I hope this url goes through, but I'll also post part of the article. It comes from, of all places, a cosmetics newsletter. It talks about newborn's foreskins being used in cosmetics. The author's light take on this issue disturbs me, but I suppose her only concern is how well it'll fight wrinkles.
: Anyway, is this old news? What do you think?http://tinyurl.com/5ydxh
(article is halfway down)
TNS Recovery Complex
Over the past few weeks several reporters have asked me about neonatal human foreskin tissue and its use in skin-care products as an antiwrinkle ingredient. It was difficult not to laugh out loud. About a hundred jokes went through my mind, none of which would have been appropriate during an interview. So after I regained control of myself, I realized I had actually reviewed this ingredient before, because it is also sold under the trade name NouriCel. It isn't really human foreskin, but the medium or "soup," so to speak, that is used to develop and grow cells harvested from human foreskin. The interest here is that this soup, which encourages cell growth of human foreskin in a petri dish, is said to have the same benefit when applied topically to skin, meaning it can make more skin cells or grow more collagen.
What I first wrote about this ingredient is basically still true--the only research showing that this ingredient has an effect on wrinkles or builds collagen for healthy skin is generated by Advanced Tissue Sciences, the company that manufactures and licenses this ingredient to cosmetics companies. For now, it is used primarily in products like TNS Recovery Complex (TNS is “Tissue Nutrient Solution”), sold by SkinMedica (skinmedica.com). Despite the company's insistence that SkinMedica can be sold only in doctors' offices, it is readily available on the Internet and can also be found in spas and salons.
NouriCel, technically called "human fibroblast conditioned media," is created by taking a newborn male's foreskin cells. These cells are put through a process that produces ingredients to generate new skin growth and stimulate collagen production. According to Advanced Tissue Sciences, "When applied topically, fibroblast conditioned media rejuvenates the skin by replenishing it with the same natural human growth factors, antioxidants, soluble collagens, and matrix proteins that newborn skin makes, but that aging skin produces less efficiently and sometimes in smaller quantities. As a result, this efficacious ingredient fights the visible signs of aging by reducing wrinkle number and depth, diminishing the number of fine lines, improving the appearance of sun damaged skin, and enhancing skin texture and elasticity." Unfortunately, there are no published studies that support Advanced Tissue Sciences' assertions.

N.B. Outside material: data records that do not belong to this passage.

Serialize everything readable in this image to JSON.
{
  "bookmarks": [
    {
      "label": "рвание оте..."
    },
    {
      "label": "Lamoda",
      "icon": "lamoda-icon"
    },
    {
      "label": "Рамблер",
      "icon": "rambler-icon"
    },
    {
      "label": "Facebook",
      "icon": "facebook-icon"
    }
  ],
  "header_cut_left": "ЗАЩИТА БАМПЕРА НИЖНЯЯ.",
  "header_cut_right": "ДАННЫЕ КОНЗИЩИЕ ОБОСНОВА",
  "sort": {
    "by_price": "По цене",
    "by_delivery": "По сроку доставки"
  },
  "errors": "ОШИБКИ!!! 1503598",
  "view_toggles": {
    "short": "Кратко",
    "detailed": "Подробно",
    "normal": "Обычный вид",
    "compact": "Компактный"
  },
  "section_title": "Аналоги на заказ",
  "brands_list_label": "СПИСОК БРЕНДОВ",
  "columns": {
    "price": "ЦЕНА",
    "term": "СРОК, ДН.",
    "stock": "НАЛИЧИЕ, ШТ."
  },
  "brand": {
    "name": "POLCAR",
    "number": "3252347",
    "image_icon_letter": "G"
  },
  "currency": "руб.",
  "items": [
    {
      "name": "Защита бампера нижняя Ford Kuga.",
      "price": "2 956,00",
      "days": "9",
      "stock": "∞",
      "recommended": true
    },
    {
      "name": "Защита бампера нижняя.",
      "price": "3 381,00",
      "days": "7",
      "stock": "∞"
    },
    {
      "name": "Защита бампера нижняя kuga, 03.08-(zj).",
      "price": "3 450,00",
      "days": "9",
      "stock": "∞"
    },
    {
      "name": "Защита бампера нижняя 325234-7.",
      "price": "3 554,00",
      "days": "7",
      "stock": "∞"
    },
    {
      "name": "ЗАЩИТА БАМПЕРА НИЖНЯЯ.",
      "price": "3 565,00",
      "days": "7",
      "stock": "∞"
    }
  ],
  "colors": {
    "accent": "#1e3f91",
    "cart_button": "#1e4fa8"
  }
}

The lack of published studies, however, doesn't mean there is no science behind the use of human fibroblast conditioned media. The FDA approved Advanced Tissue Sciences' use of human fibroblast conditioned media for diabetic-induced, chronic, ulcerated wound-healing under the name DermaGraft (fda.gov). A study published in Wound Repair and Regeneration, July 2003, page 297, stated that "The exact mechanisms of action of ... [human fibroblast conditioned media] and their effects on wound healing at a cellular level are yet to be fully defined." Still, the study concluded that human fibroblast conditioned media definitely helped create new blood vessels. Whether or not that benefit, or any benefit, translates to its use in a cosmetic mixed with other cosmetic ingredients is at this point a leap of faith. For now, whether or not baby foreskin is the new miracle skin-care ingredient is still an unknown.